Clay is widely used as a raw material for home construction by insects and people.  Adobe and brick houses have sheltered humans for centuries.  Insects, however, were using clay for homes long before humans abandoned cave dwellings.

Among the finest of the insect clay masons are the wasps.  Two of the most common are the potter wasps and the mud daubers.

Potter wasps, also called mason wasps, are common insects. They construct their nests of mud and attach these jug-like homes to twigs.  The homebuilder provisions the nest with caterpillars.  From an egg attached to the mud home by a string, the newly-hatched larvae descend to feed on the food that mother supplied.

Mud daubers are aptly named.  Their nests are constructed by daubing mud in a somewhat organized fashion in reasonably protected locations.  Wasps of this group can frequently be found along the edges of ponds or streams.  Here the wasps scoop up the mud in their mouths for transporting to the nesting site.  These wasps are frequently blackish-blue in color.

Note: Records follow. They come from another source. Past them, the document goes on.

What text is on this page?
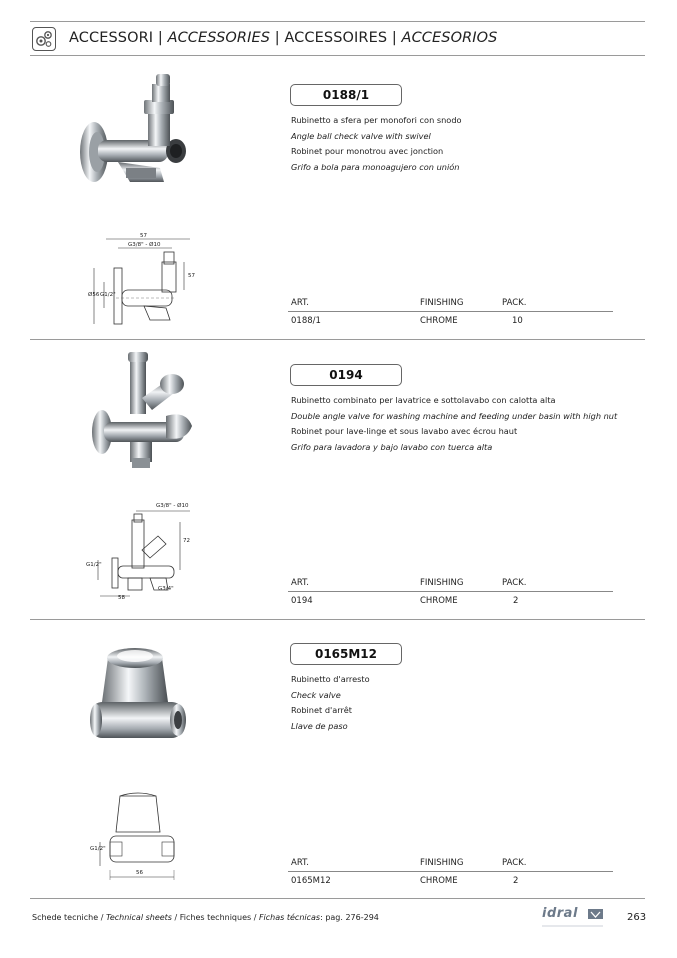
ACCESSORI | ACCESSORIES | ACCESSOIRES | ACCESORIOS
57
G3/8" - Ø10
57
Ø56 G1/2"
0188/1
Rubinetto a sfera per monofori con snodo
Angle ball check valve with swivel
Robinet pour monotrou avec jonction
Grifo a bola para monoagujero con unión
ART.	FINISHING	PACK.
0188/1	CHROME	10
G3/8" - Ø10
72
G1/2"
58
G3/4"
0194
Rubinetto combinato per lavatrice e sottolavabo con calotta alta
Double angle valve for washing machine and feeding under basin with high nut
Robinet pour lave-linge et sous lavabo avec écrou haut
Grifo para lavadora y bajo lavabo con tuerca alta
ART.	FINISHING	PACK.
0194	CHROME	2
G1/2"
56
0165M12
Rubinetto d'arresto
Check valve
Robinet d'arrêt
Llave de paso
ART.	FINISHING	PACK.
0165M12	CHROME	2
Schede tecniche / Technical sheets / Fiches techniques / Fichas técnicas: pag. 276-294	idral	263
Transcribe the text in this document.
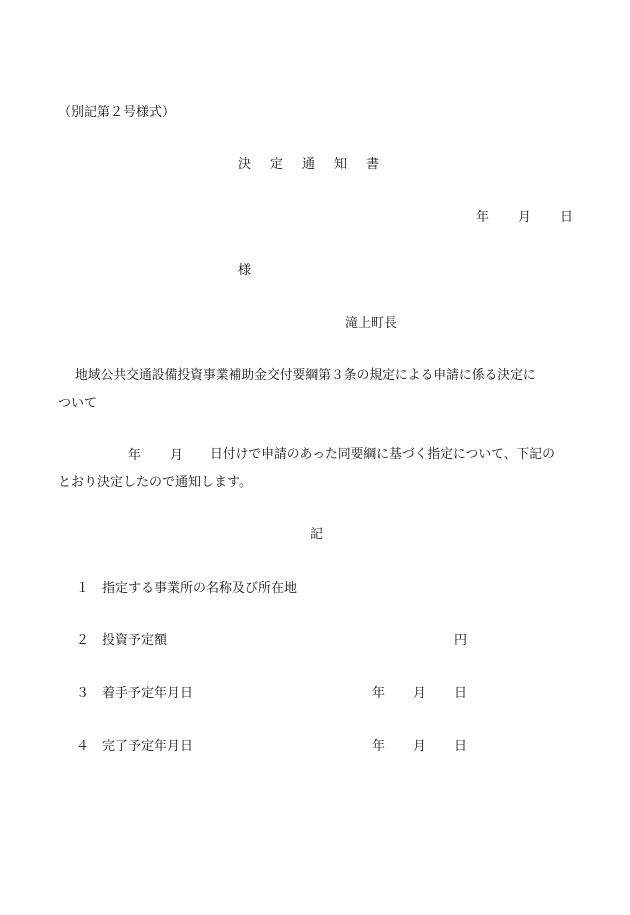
（別記第２号様式）

決 定 通 知 書
年 月 日
様
滝上町長
地域公共交通設備投資事業補助金交付要綱第３条の規定による申請に係る決定に
ついて
年 月 日付けで申請のあった同要綱に基づく指定について、下記の
とおり決定したので通知します。
記
１ 指定する事業所の名称及び所在地
２ 投資予定額	円
３ 着手予定年月日	年 月 日
４ 完了予定年月日	年 月 日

One of the most recognizable of the mud daubers is the pipe-organ mud dauber.  The nests of this wasp are laid end to end in tubes.  Several tubes are constructed side by side in a pattern similar to the pipes of a fine church organ.  Each cell is provisioned with a spider as a food resource for the young wasp.  When the wasp has completed development, it chews a hole through the side of the tube.

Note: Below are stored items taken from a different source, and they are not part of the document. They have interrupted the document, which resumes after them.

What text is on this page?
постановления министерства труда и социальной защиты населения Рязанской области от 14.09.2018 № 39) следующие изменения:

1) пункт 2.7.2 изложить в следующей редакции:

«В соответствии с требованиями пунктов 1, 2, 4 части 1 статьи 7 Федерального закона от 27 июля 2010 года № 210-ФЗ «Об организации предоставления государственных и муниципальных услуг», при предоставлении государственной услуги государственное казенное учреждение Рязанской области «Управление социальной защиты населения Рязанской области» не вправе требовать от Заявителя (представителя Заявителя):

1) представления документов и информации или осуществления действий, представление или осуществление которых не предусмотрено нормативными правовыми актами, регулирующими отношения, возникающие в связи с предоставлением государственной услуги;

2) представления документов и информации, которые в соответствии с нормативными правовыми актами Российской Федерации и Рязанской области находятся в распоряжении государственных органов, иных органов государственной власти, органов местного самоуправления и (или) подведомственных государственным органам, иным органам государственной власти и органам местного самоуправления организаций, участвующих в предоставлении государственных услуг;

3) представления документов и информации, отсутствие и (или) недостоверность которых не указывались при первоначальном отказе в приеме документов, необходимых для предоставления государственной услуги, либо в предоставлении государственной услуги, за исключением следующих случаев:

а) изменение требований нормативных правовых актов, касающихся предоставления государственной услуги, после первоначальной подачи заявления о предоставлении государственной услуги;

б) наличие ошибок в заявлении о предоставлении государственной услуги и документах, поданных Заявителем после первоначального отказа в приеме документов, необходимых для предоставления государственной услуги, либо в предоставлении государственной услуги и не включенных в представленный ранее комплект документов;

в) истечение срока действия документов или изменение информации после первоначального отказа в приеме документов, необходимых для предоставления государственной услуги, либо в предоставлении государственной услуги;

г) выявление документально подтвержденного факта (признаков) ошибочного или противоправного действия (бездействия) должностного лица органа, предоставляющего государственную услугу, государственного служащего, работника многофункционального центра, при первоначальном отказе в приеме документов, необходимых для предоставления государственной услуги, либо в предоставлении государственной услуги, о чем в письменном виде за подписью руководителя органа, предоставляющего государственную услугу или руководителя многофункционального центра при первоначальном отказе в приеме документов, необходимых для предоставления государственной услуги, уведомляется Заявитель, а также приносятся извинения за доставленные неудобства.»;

Some mud daubers use any available facility for constructing a home.  In fact, old-fashioned outhouses provide ideal nesting sites!  Anyone who has had the occasion to use an outhouse in the summer is well aware of that fact.

The composer of the song “Ode to the Little Brown Shack Out Back” noted the presence of wasps in such a building.  However, the wasp was misidentified in the phrase “to the yellow jackets' drone.”  That non-human singer was certainly a mud dauber.  And some people would say you haven't lived unless you have used an outhouse – at least used one while being serenaded by a female mud dauber as she fashions her nest.

Of course, a mud nest under construction requires mud.  Mud-laden mud daubers frequently fly from the quarter moon in the door to the nest site.  Such a flight pattern is sometimes over the best “seat” in the house.  For the human occupant of the outhouse, such flights can be exciting.  A little too exciting!  Some folks have been known to leave the facility rather abruptly when faced with a low-flying wasp.

That's the way it is with some humans.  They just don't appreciate insects like mud daubers –- at least when they are sitting in an outhouse reading the Sears and Roebuck catalog.